Opera Star Joyce DiDonato Honors Anti-Gay Hate Crime Victims With Stonewall Performance

The Heartbreaking Reason This Opera Diva Was Inspired To Sing At Stonewall

Opera diva Joyce DiDonato took to the most appropriate stage possible -- New York's Stonewall Inn -- to honor victims of hate and intolerance in a heartbreakingly beautiful performance.

In this NPR Music "Field Recording" clip, the Grammy-winning mezzo-soprano returns to the birthplace of the modern lesbian, gay, bisexual and transgender (LGBT) rights movement to perform Henry Purcell's tender aria, "When I Am Laid In Earth," before an intimate crowd that includes playwright Terrence McNally and marriage equality pioneer Edie Windsor.

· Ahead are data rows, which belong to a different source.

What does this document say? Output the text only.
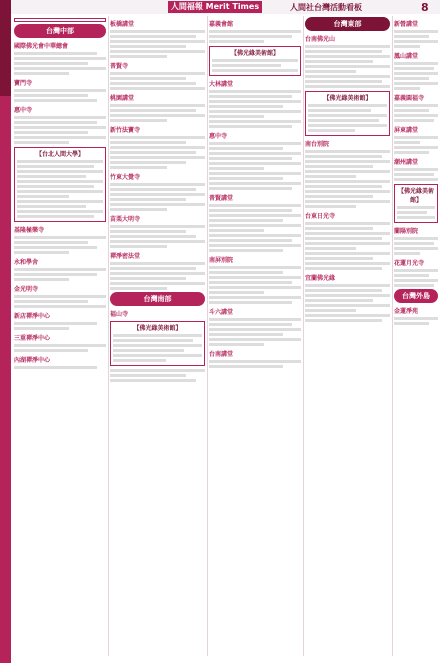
人間福報 Merit Times	人間社台灣活動看板	8
台灣中部
國際佛光會中華總會
寶門寺
惠中寺
【台北人間大學】
基隆極樂寺
永和學舍
金光明寺
新店禪淨中心
三重禪淨中心
內湖禪淨中心
板橋講堂
普賢寺
桃園講堂
新竹法寶寺
竹東大覺寺
苗栗大明寺
禪淨密法堂
台灣南部
福山寺
【佛光緣美術館】
嘉義會館
【佛光緣美術館】
大林講堂
惠中寺
普賢講堂
南屏別院
斗六講堂
台南講堂
台灣東部
台南佛光山
【佛光緣美術館】
南台別院
台東日光寺
宜蘭佛光緣
新營講堂
鳳山講堂
嘉義圓福寺
屏東講堂
潮州講堂
【佛光緣美術館】
蘭陽別院
花蓮月光寺
台灣外島
金蓮淨苑
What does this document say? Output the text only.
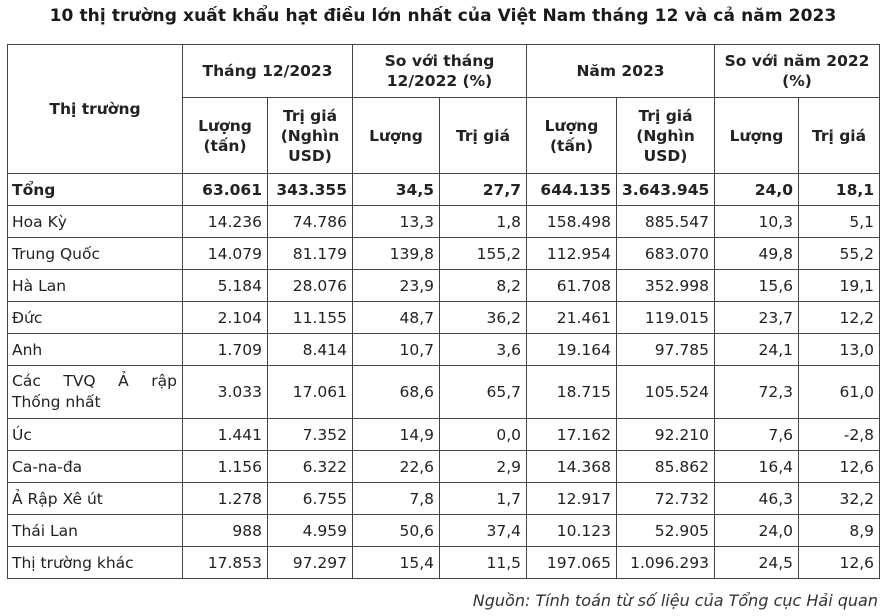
10 thị trường xuất khẩu hạt điều lớn nhất của Việt Nam tháng 12 và cả năm 2023
Thị trường	Tháng 12/2023		So với tháng 12/2022 (%)		Năm 2023		So với năm 2022 (%)	
	Lượng (tấn)	Trị giá (Nghìn USD)	Lượng	Trị giá	Lượng (tấn)	Trị giá (Nghìn USD)	Lượng	Trị giá
Tổng	63.061	343.355	34,5	27,7	644.135	3.643.945	24,0	18,1
Hoa Kỳ	14.236	74.786	13,3	1,8	158.498	885.547	10,3	5,1
Trung Quốc	14.079	81.179	139,8	155,2	112.954	683.070	49,8	55,2
Hà Lan	5.184	28.076	23,9	8,2	61.708	352.998	15,6	19,1
Đức	2.104	11.155	48,7	36,2	21.461	119.015	23,7	12,2
Anh	1.709	8.414	10,7	3,6	19.164	97.785	24,1	13,0
Các TVQ Ả rập Thống nhất	3.033	17.061	68,6	65,7	18.715	105.524	72,3	61,0
Úc	1.441	7.352	14,9	0,0	17.162	92.210	7,6	-2,8
Ca-na-đa	1.156	6.322	22,6	2,9	14.368	85.862	16,4	12,6
Ả Rập Xê út	1.278	6.755	7,8	1,7	12.917	72.732	46,3	32,2
Thái Lan	988	4.959	50,6	37,4	10.123	52.905	24,0	8,9
Thị trường khác	17.853	97.297	15,4	11,5	197.065	1.096.293	24,5	12,6
Nguồn: Tính toán từ số liệu của Tổng cục Hải quan
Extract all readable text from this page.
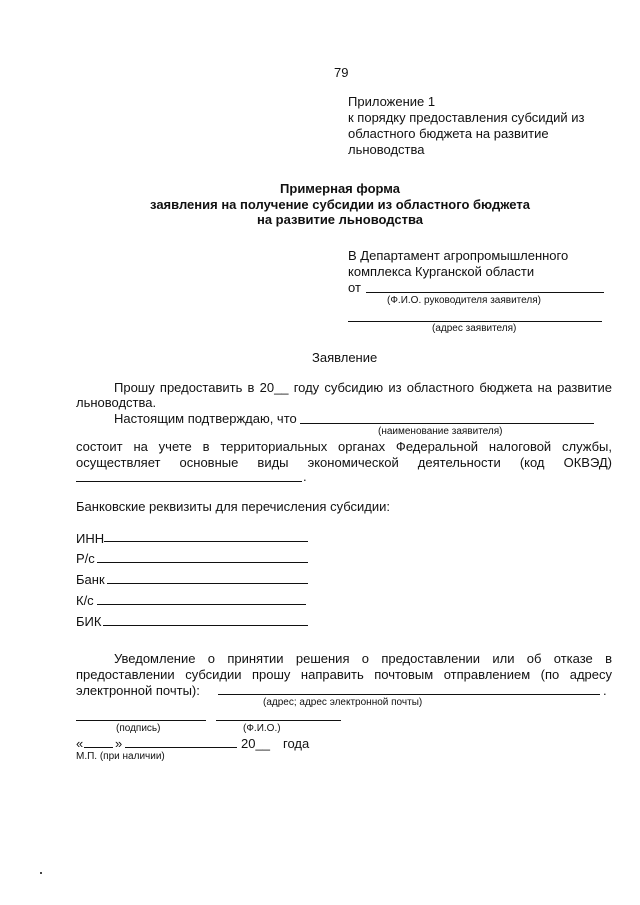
79
Приложение 1
к порядку предоставления субсидий из
областного бюджета на развитие
льноводства
Примерная форма
заявления на получение субсидии из областного бюджета
на развитие льноводства
В Департамент агропромышленного
комплекса Курганской области
от
(Ф.И.О. руководителя заявителя)
(адрес заявителя)
Заявление
Прошу предоставить в 20__ году субсидию из областного бюджета на развитие
льноводства.
Настоящим подтверждаю, что
(наименование заявителя)
состоит на учете в территориальных органах Федеральной налоговой службы,
осуществляет основные виды экономической деятельности (код ОКВЭД)
.
Банковские реквизиты для перечисления субсидии:
ИНН
Р/с
Банк
К/с
БИК
Уведомление о принятии решения о предоставлении или об отказе в
предоставлении субсидии прошу направить почтовым отправлением (по адресу
электронной почты):	.
(адрес; адрес электронной почты)
(подпись)	(Ф.И.О.)
« »	20__ года
М.П. (при наличии)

"If there's intolerance and injustice being waged against people, we feel that," DiDonato, who has been an outspoken LGBT rights advocate for quite some time, tells NPR. "Because in the end, we're all in this together."

Backed by students in the Juilliard School's period-instrument ensemble Juilliard415, DiDonato said her performance was, in part, inspired by the memory of Mark Carson, who was fatally shot in Manhattan's West Village neighborhood in 2013 in what has since been deemed an anti-gay hate crime.